Figure will be generated in a new directory:
- output/figures/
- Figure S1A: This panel is generated during clustering, in the call to cluster() in the run_clustering.R script
- Figures S1B, S1C: Functions to generate these plots are in the figure_s1bc.R script, but specific reproduction of these panels in the figures_main.R script has not yet been implemented.
- Figures 7E, F and S7C, D requires downloading additional TCGA expression and mutation data. The script figure_7ef_s7cd.R performs all downloading and analysis but is not implemented inline with figures_main.R because the downloading step is time- and memory-intensive and sometimes quits unexpectedly.
- Figures 7G-J and S7E-H analyze data from the POPLAR trial from Genentech but is not publically available at the time of our publication.

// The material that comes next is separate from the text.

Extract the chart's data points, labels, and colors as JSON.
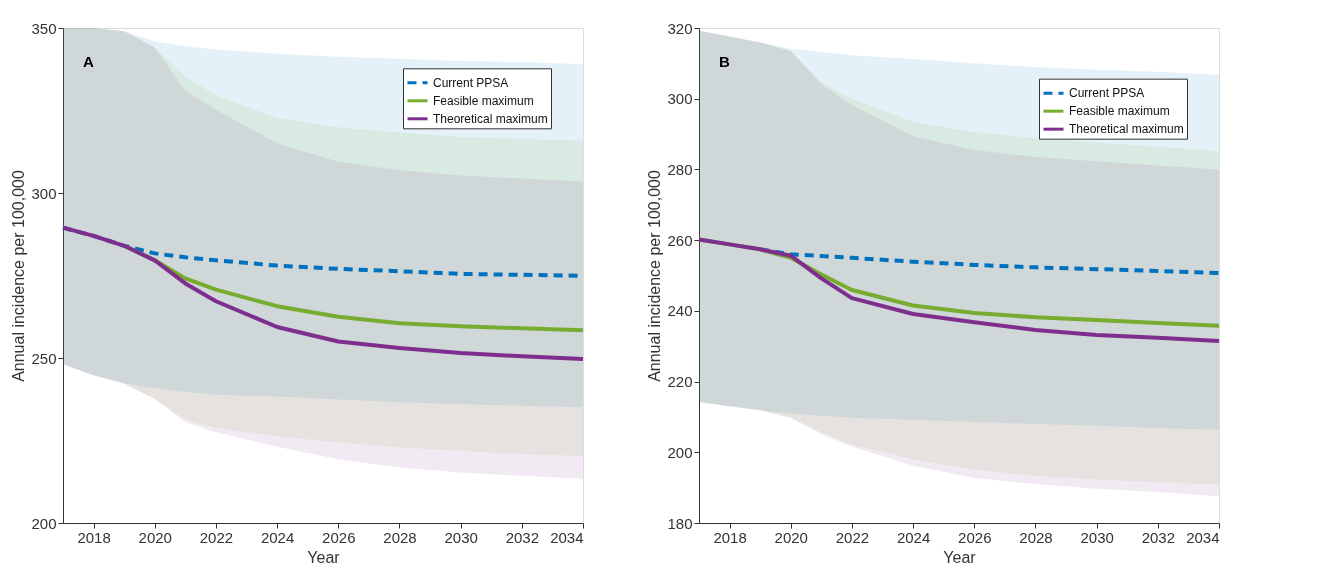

Tested on linux LSF HPC. Due to lack of support of some of the depdendencies, the script cannot run on macOS or Windows.
- R
- R packages:
- Matrix
- Matrix.utils
- gplots
- seriation
- tglkmeans
- scDissector
- Downloaded and unzipped version of this repository on a local path.
Running the scripts in R Assuming Leader_et_al/ is the local path of the repository, the following script will run the clustering distributedly on LSF:
source("scripts/clustering/run_clustering.r")
Note: Each run of the clustering might produce slightly different results due to different random seeds.